Published September 18, 2006 7:21PM (EDT)

So it turns out that members of the Baath Party weren't the only ones banned from government jobs in Iraq after the fall of Saddam Hussein. As Washington Post reporter Rajiv Chandrasekaran reported over the weekend, a Bush administration political appointee did his best to ensure that Democrats didn't work in Iraq, either.

In an adaptation from his new book, Chandrasekaran says that the Pentagon's Jim O'Beirne screened Americans who wanted to work in "post-war" Iraq to make sure that they were sufficiently loyal to the George W. Bush administration and his larger political agenda. Among the questions some applicants heard from O'Beirne and his staff: Did you vote for Bush in 2000? Do you support the way he's fighting the war on terrorism? What do you think about Roe v. Wade?

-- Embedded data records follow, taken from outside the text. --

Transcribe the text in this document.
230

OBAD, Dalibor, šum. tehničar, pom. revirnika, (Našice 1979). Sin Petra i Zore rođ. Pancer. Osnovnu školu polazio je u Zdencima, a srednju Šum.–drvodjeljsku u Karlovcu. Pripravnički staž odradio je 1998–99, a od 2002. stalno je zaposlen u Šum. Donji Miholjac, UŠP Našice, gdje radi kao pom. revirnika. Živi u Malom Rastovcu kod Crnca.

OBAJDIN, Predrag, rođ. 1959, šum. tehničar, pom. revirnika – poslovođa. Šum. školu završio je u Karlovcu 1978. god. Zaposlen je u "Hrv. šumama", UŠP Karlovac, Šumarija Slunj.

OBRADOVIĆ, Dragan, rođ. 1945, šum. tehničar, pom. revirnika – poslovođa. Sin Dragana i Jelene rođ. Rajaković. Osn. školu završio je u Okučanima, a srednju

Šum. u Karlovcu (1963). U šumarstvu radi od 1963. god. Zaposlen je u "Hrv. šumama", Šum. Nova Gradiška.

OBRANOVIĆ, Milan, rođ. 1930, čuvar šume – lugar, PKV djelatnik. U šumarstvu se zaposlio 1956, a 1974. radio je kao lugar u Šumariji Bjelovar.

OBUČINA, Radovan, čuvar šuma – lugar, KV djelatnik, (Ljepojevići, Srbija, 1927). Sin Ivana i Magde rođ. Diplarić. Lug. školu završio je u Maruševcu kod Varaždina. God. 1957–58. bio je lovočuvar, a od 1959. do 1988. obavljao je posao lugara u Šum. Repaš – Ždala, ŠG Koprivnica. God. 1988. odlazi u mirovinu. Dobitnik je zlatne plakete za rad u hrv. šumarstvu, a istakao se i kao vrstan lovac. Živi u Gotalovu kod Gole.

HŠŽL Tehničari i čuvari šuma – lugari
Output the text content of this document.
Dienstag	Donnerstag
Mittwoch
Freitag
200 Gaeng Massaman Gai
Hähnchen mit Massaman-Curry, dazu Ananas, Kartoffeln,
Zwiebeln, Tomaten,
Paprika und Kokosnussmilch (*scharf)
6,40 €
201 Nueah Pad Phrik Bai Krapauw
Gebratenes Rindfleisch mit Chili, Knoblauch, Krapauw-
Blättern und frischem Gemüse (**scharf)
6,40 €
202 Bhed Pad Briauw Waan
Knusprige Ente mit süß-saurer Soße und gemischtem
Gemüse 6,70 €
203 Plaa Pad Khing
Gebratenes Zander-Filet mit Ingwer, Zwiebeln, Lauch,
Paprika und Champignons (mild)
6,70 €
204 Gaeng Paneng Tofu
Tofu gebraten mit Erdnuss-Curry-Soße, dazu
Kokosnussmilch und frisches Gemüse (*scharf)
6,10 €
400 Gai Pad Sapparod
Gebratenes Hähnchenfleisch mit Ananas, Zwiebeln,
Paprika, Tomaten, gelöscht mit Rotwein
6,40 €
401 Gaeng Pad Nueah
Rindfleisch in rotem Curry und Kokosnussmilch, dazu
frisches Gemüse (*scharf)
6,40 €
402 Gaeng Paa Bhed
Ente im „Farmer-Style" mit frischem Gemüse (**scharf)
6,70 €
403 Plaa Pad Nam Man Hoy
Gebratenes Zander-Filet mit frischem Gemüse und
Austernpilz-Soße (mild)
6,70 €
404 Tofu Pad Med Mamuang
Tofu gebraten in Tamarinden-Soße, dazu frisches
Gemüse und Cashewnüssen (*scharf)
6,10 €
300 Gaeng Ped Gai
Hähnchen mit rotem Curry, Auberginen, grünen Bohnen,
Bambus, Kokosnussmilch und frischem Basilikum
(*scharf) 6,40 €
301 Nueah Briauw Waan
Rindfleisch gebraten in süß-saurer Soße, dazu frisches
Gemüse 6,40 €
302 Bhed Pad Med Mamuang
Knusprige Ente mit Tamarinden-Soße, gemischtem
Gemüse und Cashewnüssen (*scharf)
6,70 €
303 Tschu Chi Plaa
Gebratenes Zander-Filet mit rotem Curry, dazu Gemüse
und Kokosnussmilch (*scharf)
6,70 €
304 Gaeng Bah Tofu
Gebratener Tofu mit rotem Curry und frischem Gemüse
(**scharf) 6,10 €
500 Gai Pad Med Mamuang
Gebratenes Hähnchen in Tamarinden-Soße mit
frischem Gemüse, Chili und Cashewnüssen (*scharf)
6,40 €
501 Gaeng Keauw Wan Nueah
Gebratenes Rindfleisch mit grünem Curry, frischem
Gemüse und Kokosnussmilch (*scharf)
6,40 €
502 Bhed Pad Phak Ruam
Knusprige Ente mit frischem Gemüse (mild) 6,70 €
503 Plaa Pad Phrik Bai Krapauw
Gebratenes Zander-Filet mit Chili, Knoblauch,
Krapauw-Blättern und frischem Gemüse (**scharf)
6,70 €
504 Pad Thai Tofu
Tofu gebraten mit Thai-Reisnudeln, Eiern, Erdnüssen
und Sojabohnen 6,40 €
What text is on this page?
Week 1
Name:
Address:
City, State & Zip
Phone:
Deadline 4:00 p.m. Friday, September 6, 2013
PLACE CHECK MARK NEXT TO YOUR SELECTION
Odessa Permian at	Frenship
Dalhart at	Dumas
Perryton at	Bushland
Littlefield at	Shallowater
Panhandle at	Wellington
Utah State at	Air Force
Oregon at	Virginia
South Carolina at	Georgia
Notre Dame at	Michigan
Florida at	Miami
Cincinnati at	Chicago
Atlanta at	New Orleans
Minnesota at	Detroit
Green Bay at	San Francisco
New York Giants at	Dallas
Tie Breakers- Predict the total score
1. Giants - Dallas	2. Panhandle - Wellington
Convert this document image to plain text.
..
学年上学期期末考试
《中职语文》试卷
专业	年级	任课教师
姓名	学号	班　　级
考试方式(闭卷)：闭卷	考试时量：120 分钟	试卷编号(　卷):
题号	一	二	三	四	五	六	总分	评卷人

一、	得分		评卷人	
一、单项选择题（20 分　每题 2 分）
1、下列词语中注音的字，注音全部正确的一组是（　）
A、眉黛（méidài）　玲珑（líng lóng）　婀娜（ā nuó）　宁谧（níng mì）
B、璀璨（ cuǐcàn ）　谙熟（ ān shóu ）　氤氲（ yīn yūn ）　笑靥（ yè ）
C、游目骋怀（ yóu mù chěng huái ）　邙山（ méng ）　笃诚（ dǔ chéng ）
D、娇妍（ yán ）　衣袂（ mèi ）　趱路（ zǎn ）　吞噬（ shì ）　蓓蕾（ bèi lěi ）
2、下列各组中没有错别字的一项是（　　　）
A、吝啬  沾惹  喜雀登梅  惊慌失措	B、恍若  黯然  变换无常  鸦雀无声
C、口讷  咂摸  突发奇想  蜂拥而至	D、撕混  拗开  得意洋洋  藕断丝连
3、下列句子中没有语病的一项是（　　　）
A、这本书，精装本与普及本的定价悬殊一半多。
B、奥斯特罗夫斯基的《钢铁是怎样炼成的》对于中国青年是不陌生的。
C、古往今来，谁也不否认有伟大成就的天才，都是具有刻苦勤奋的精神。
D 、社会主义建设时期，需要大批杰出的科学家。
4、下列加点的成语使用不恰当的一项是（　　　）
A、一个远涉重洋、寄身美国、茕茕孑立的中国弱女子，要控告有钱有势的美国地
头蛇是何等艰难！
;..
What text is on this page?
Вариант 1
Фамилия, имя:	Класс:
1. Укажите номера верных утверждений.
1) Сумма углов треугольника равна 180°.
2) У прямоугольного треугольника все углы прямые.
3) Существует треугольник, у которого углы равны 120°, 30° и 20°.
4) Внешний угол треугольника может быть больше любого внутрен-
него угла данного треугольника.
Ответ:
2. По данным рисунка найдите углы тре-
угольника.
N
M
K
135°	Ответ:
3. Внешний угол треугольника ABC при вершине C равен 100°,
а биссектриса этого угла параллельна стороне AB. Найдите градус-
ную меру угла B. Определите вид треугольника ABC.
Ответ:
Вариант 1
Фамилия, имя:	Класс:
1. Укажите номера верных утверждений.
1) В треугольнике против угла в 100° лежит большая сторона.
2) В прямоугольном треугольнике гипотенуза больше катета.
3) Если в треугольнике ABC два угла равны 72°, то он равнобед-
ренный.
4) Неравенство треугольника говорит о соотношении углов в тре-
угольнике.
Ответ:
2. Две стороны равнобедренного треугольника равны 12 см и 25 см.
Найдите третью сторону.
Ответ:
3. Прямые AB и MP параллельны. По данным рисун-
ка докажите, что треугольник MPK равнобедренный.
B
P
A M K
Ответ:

If those inquiries don't seem designed to identify the most "qualified" applicants for rebuilding a country, well, they weren't and they didn't. "Many of those chosen by O'Beirne's office to work for the Coalition Provisional Authority, which ran Iraq's government from April 2003 to June 2004, lacked vital skills and experience," Chandrasekaran writes. "A 24-year-old who had never worked in finance -- but had applied for a White House job -- was sent to reopen Baghdad's stock exchange. The daughter of a prominent neoconservative commentator and a recent graduate from an evangelical university for home-schooled children were tapped to manage Iraq's $13 billion budget, even though they didn't have a background in accounting."

Chandrasekaran says that the decision to send the "loyal and the willing" rather than the "best and the brightest" meant the CPA was staffed with a lot of people who were more interested in imposing a conservative agenda -- "in instituting a flat tax, in selling off government assets, in ending food rations" -- than in dealing with slightly more pressing matters like security, electricity and the formation of an independent Iraqi government.

So why don't we hear more about the success of Iraq as an incubator for conservative ideas? Maybe it's because those pesky car bombs are still too loud. More than 40 people were killed by bombers and gunmen in Iraq today, and the Associated Press says security forces are preparing for more of the same as the holy month of Ramadan approaches.


By Tim Grieve

Tim Grieve is a senior writer and the author of Salon's War Room blog.